Ce qui signifie que la probabilité qu’elle se réalise est proche de 100%

Xavier de La Porte avait consacré une chronique en 2014 à ce sujet : <Pour en finir avec le point Godwin>. Il rappelle que Mike Godwin a réalisé ses observations sur Usenet qui constituait des prémices de l’Internet .

C’est pourquoi cette règle s’appliquera facilement à Internet dans une logique de continuité.

Xavier de La Porte fait remonter cette Loi à un philosophe allemand :

« En fait, Mike Godwin applique aux conversations en ligne un phénomène identifié dès le début des années 1950 par le philosophe Léo Strauss sous le nom de « reductio ad hitlerum » (« réduction à Hitler »), et qui consiste à disqualifier l’argumentation de l’adversaire en l’associant à Hitler, au Nazi ou à toute autre idéologie honnie de l’Histoire. »

<Wikipedia> est une nouvelle fois d’un grand secours et permet d’apporter à la fois des nuances et des précisions.

Dans son application première, la Loi de Godwin entend conceptualiser ce moment où l’argument disparaît pour être transformé en des analogies extrêmes essayant de discréditer la position de l’adversaire. Il constitue aussi l’arrêt de la discussion puisque les arguments cessent.

La nuance est que la comparaison avec les nazis n’est pas toujours une figure rhétorique mais peut être légitime quand des paroles ou des actions peuvent rappeler l’époque nazi. C’est le cas lorsque certains commencent à évoquer des discriminations ethniques ou religieuses.

Par exemple, Mike Godwin est intervenu lui-même dans la presse au cours des manifestations de Charlottesville d’août 2017 (rassemblant des supremacistes blancs, des néonazis et d’autres branches de l’alt-right américaine) pour dire que, bien sûr, les participants aux marches pouvaient être comparés à des nazis :

Mais ce n’est pas dans ce cas que la Loi Godwin est pertinente. Il faut plutôt que le sujet de la discussion soit très éloigné d’un quelconque débat idéologique, une comparaison de ce genre est alors considérée comme un signe d’échec de la discussion.

Wikipedia précise :

« Selon Mike Godwin, « le point Godwin » est une expression qui s’est développée dans les milieux francophones : « Pour être tout à fait clair, j’ai inventé la « loi de Godwin », pas « le point Godwin » – cette expression s’est développée chez les francophones. Ceux-ci parlent de « point Godwin » quand ils atteignent, dans la discussion, le stade de la comparaison avec les nazis : ils se décernent mêmes des « points Godwin » par dérision ! J’apprécie cette inventivité linguistique mais, à ma connaissance, cette expression est propre aux francophones.»

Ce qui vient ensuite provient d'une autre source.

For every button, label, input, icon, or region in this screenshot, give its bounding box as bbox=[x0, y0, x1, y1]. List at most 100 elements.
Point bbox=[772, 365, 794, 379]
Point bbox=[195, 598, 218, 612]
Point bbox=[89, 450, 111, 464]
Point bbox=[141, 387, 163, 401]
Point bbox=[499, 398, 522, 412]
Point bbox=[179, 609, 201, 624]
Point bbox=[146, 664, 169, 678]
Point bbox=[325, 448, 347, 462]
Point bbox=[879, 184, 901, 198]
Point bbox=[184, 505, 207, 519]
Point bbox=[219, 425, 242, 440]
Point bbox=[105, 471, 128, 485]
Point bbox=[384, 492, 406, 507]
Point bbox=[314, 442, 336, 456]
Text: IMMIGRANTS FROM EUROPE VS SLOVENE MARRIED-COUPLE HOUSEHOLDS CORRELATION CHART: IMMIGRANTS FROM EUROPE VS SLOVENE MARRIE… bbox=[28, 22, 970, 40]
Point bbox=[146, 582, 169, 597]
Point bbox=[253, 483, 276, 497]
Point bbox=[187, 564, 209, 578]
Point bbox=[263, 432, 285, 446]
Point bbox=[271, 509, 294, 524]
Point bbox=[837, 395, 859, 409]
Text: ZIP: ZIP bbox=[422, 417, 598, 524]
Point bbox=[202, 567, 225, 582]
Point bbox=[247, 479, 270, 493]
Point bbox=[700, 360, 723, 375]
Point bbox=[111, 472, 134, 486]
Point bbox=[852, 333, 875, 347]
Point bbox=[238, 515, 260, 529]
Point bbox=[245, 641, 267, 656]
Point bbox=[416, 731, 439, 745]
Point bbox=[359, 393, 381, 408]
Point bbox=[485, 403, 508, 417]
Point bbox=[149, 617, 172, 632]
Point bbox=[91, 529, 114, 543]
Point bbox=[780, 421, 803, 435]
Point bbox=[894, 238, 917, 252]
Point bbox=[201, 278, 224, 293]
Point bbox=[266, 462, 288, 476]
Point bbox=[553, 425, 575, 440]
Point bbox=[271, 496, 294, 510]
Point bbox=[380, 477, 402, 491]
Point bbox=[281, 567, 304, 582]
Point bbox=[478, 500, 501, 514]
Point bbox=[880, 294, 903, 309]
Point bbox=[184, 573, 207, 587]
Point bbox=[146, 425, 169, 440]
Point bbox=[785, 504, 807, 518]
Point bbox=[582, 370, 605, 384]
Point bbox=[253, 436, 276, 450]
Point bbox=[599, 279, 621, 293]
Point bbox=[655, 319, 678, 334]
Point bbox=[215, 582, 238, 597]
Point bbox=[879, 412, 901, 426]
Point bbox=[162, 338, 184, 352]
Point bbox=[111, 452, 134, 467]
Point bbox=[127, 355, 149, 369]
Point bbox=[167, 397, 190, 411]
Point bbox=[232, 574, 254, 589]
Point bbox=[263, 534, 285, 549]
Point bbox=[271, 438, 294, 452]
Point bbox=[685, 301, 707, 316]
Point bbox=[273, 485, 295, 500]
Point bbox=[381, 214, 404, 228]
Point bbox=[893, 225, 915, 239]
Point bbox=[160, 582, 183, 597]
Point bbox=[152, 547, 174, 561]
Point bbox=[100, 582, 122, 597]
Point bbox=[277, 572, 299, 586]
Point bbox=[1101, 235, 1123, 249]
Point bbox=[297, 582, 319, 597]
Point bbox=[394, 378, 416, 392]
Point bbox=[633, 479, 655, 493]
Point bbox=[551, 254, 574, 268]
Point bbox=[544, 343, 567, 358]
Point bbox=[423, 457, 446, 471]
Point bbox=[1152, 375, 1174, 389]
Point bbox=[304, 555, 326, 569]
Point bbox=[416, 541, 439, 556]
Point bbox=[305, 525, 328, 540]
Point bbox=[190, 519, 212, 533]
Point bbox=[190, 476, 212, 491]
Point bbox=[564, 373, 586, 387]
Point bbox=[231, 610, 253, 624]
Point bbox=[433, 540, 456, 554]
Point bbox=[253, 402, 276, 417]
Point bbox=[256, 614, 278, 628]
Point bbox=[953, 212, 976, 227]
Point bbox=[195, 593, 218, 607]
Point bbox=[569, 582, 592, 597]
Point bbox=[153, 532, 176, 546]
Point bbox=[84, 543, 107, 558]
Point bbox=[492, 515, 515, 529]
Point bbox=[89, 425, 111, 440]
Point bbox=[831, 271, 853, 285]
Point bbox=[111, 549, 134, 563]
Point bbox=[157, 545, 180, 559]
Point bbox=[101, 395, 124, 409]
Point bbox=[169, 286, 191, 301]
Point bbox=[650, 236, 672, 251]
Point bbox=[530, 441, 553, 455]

C’est pourquoi je trouve intéressant de parler de « point » à partir duquel il est temps de clore le débat, dont il ne sortira plus rien de pertinent.

On dit que l’on a atteint le « point Godwin » de la discussion. Wikipedia analyse :

« Bien que le point Godwin ait originellement le sens de « point de non-retour », les francophones jouent sur deux sens du mot « point », qui peut désigner :

  • soit le moment de la discussion auquel le dérapage survient ; dans ce sens du terme, on atteint le point Godwin ;
  • soit le point en tant que récompense ou mauvais point attribué au participant qui aura permis de vérifier la loi de Godwin en venant mêler Adolf Hitler, le nazisme ou toute idéologie extrémiste à une discussion dont ce n’est pas le sujet ; dans ce sens du terme, on marque ou gagne un point Godwin.»

Recevoir un point Godwin devrait faire réaliser qu’on a été ridicule dans son argumentation.

Il existerait même des « remises de prix » publiques de points Godwin.

Depuis, le point Godwin s’est étendu à d’autres sphères qu’internet.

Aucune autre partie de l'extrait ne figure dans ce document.